DMARC p none vs p quarantine vs p reject. Which should you use for cold email
dns_nerd · 2026-04-02 · 1,760 views
DMARC policy arguments come up in every cold email community. Some people swear you need p=reject or your emails will land in spam. Others say p=none is fine. Here is what actually happens with each policy and what I recommend for cold email domains.
p=none (monitor only). This tells receiving servers: if SPF or DKIM fails, do nothing special. Just deliver the email normally and send me a report about it. The email still gets delivered even if authentication fails. This is the "training wheels" setting. You get DMARC reports showing what is passing and failing without any risk of blocking legitimate emails.
p=quarantine. This tells receiving servers: if SPF or DKIM fails, send the email to spam instead of the inbox. This is a meaningful enforcement step. Legitimate emails with correct authentication still land in the inbox. Only emails that fail authentication get quarantined. This protects your domain from spoofing (someone pretending to send from your domain) while keeping your real cold emails delivering normally.
p=reject. This tells receiving servers: if SPF or DKIM fails, do not deliver the email at all. Just block it entirely. This is the strictest setting. It completely prevents anyone from spoofing your domain. But if your SPF or DKIM has any misconfiguration, even temporarily, your own legitimate emails get rejected. Not sent to spam. Rejected. Gone.
What I recommend for cold email domains:
Start with p=none for the first 2 to 4 weeks after setting up a new domain. During this period, monitor your DMARC reports (you can use free tools like Postmark's DMARC monitoring or dmarcian). Check that SPF, DKIM, and DMARC alignment are all passing consistently. If everything looks clean after 2 to 4 weeks, move to p=quarantine.
Some cold email experts say p=reject is overkill for cold email domains. I agree. Here is why. Cold email domains are disposable by design. You rotate them every few months. The risk of domain spoofing on a domain that only exists for 3 to 6 months is minimal. Meanwhile, the risk of p=reject accidentally blocking your own emails because of a temporary DNS propagation delay or a misconfigured record is real. I have seen it happen. An agency moved 40 inboxes to p=reject, one domain had a DKIM record that took 6 hours to propagate after a change, and every email from that domain was silently rejected for half a day. No bounce notification. No spam folder. Just gone.
The bottom line: The most important thing is having DMARC at all. A domain with p=none and correct SPF and DKIM will outperform a domain with no DMARC record whatsoever. The policy level matters less than the existence of the record. Email providers like Google and Yahoo now check for DMARC presence as a baseline trust signal. No DMARC means your domain looks unauthenticated, and that hurts deliverability regardless of your SPF and DKIM setup.
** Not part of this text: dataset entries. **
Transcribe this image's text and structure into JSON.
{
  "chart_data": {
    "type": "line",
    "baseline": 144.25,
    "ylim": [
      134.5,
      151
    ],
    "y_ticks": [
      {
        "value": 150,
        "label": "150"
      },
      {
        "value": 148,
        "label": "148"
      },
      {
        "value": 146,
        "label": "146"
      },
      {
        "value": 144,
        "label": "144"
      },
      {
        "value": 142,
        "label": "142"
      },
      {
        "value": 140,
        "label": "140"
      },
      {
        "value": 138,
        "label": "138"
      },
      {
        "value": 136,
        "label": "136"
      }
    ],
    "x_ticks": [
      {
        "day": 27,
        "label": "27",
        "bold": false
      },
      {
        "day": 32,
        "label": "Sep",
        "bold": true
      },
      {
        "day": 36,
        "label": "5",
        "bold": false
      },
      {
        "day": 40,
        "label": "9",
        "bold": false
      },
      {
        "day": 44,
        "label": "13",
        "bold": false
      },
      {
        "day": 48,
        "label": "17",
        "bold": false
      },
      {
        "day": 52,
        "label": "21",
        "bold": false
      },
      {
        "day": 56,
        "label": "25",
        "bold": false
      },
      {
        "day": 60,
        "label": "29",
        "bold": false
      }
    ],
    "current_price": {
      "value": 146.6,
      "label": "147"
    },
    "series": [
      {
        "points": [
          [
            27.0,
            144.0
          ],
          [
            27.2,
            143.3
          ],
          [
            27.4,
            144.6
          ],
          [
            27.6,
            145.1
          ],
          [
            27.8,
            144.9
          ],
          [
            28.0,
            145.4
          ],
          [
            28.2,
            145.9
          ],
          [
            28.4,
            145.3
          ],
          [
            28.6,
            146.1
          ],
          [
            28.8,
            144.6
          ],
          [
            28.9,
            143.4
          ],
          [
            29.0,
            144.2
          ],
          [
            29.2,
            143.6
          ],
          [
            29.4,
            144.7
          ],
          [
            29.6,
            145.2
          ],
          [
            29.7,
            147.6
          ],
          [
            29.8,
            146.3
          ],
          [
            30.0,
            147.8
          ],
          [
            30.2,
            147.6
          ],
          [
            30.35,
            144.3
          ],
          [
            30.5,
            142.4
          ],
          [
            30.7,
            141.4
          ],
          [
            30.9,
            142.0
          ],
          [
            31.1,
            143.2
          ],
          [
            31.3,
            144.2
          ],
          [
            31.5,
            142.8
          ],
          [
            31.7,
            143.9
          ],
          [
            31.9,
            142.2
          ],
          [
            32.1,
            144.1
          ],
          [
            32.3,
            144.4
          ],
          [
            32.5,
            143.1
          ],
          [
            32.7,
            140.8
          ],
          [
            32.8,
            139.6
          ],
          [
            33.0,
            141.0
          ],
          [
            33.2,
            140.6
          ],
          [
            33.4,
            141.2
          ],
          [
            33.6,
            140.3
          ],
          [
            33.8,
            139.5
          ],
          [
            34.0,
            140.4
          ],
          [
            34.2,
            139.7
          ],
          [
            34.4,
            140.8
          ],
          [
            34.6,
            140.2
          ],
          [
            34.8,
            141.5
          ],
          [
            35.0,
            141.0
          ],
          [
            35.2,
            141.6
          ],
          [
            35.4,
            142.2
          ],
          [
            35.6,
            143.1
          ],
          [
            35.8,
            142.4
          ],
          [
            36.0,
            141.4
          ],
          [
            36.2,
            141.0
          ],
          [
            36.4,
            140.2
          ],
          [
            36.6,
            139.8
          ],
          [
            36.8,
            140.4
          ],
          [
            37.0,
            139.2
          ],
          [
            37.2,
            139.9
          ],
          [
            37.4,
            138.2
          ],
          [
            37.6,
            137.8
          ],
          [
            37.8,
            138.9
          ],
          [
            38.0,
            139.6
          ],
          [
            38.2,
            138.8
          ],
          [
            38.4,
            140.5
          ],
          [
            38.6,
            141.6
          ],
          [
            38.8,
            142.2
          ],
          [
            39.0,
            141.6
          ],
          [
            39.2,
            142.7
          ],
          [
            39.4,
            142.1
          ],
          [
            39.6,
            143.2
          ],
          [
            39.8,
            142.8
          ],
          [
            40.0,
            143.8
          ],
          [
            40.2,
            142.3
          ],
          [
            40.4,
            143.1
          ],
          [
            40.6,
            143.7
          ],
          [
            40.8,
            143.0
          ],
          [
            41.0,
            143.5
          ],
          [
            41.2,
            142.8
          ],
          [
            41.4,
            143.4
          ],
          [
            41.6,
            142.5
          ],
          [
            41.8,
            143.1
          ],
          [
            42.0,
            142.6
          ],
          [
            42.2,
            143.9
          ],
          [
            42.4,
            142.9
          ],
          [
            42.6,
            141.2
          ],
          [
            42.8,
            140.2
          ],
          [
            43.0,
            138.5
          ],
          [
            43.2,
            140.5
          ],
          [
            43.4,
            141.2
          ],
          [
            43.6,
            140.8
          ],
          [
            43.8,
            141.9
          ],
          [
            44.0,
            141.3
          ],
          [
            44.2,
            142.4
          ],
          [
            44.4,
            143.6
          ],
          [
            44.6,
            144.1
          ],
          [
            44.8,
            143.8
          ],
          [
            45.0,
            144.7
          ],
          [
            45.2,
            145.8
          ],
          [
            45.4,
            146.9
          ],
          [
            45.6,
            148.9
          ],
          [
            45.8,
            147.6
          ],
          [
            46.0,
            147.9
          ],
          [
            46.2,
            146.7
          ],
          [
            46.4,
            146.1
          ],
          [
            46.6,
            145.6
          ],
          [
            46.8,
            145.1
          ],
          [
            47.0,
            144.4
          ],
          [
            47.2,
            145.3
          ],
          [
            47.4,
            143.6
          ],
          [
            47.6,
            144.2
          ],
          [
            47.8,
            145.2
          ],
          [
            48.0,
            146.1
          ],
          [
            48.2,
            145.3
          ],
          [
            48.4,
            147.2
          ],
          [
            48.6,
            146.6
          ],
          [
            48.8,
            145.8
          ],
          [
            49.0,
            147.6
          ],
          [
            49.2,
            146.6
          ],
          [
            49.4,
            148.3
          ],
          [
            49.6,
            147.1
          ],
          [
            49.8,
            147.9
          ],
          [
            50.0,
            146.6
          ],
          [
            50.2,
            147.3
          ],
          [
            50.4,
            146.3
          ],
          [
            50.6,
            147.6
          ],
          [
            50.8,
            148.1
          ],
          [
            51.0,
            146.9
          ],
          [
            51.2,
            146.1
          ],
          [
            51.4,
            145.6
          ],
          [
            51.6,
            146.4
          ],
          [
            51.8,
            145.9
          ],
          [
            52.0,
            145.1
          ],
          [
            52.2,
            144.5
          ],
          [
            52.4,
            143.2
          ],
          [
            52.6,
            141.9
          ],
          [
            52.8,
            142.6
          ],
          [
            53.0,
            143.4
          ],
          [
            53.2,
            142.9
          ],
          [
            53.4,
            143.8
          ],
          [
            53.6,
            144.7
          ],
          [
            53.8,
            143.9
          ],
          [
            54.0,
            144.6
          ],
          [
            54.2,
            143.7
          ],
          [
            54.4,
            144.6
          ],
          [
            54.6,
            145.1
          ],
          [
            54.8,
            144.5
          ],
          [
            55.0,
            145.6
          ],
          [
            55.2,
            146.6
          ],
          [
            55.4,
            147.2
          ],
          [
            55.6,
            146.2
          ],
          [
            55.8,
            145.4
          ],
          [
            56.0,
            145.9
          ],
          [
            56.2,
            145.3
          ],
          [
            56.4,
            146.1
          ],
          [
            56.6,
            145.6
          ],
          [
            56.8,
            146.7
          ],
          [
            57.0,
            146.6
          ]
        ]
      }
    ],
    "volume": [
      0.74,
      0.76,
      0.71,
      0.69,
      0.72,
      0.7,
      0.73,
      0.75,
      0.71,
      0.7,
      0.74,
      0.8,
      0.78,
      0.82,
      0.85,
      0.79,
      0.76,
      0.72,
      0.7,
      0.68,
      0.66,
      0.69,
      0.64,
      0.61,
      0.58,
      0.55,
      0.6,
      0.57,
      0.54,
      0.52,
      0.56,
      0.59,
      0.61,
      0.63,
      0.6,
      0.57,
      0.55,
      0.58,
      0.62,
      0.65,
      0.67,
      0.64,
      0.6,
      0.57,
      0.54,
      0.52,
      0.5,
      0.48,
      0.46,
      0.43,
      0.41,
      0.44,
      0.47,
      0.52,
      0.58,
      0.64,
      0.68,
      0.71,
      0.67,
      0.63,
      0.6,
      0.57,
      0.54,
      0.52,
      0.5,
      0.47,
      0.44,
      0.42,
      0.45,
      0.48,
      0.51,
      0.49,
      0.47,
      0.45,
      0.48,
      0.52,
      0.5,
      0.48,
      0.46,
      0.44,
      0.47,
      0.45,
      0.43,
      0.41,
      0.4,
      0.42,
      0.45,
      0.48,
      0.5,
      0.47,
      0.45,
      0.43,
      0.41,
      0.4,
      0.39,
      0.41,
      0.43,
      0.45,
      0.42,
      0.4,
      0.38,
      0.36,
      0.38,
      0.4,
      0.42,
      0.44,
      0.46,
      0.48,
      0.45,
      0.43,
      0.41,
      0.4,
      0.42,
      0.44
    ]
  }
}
If you order inboxes from PuzzleInbox, DMARC is configured automatically on every domain. They typically set p=quarantine by default, which is the sweet spot for cold email. You get authentication enforcement without the risk of p=reject silently killing your emails.
Stop overthinking DMARC policy. Set it up, make sure SPF and DKIM are aligned, monitor for a few weeks, and move to quarantine. That is all you need.